Bris mécanique…merci Larry!

Toujours à Olympia, toujours la même journée. Je me rends chez un mécano parce qu’après avoir travaillé trois heures sur ma roue arrière pour la défausser, je réalise que malgré ma petite expérience en mécanique vélo, je ne suis pas capable de la rendre droite. Larry nous accueille donc dans son atelier et je lui demande son aide pour ma roue. Malheureusement, j’apprends que ma roue est plus malade que je le pensais. Un côté aurait reçu un coup, aplatissant une section de la roue. Donc, peu après le début du voyage, je me vois dans l’obligation d’acheter une autre roue arrière. J’espère que Bertrand, mon vélo, sera plus résistant pour le reste du voyage. Larry a été très gentil et nous a donné de bons conseils.
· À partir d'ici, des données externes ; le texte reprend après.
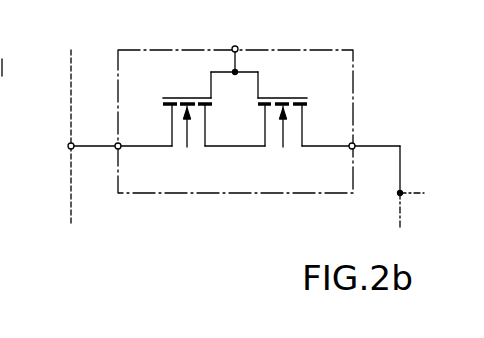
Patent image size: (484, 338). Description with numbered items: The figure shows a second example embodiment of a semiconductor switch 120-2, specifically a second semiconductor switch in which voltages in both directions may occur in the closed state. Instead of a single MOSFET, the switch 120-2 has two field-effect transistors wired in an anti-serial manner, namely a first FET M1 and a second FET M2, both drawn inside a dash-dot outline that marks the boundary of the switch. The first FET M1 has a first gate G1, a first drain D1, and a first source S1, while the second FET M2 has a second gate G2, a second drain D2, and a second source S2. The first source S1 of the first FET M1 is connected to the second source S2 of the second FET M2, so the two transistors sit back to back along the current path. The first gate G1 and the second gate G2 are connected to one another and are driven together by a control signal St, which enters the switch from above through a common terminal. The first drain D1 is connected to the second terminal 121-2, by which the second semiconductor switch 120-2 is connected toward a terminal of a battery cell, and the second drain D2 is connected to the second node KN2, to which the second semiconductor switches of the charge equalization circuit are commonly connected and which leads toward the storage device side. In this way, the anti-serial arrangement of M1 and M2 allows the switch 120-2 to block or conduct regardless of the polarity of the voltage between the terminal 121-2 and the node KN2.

Le lendemain, nous partions avec un beau soleil vers la Péninsule Olympique; enfin une bonne distance pour se mettre en forme. La route 101 devient de plus en plus petite et nous voyons la mer à chaque tournant. Le côté est de la Péninsule est de plus en plus le paradis des retraités et l’on constate un attachement profond à la propriété privée. Je me trouve fortement agressée par cet accaparement du territoire qui laisse aux riches la belle vue sur la mer, l’accès à la plage, la forêt privé, la route privée et pour les autres rien du tout sans payer. En plus, cette possession est acquise et conservée avec agressivité, mais aussi respectée comme sacro-sainte et protégée par tout un système qui vise à maintenir le Juste ordre des choses. Partout où nous roulons, nous voyons des pancartes affichant Private Property, No trepassing, No camping, No walking, No breathing on MY property!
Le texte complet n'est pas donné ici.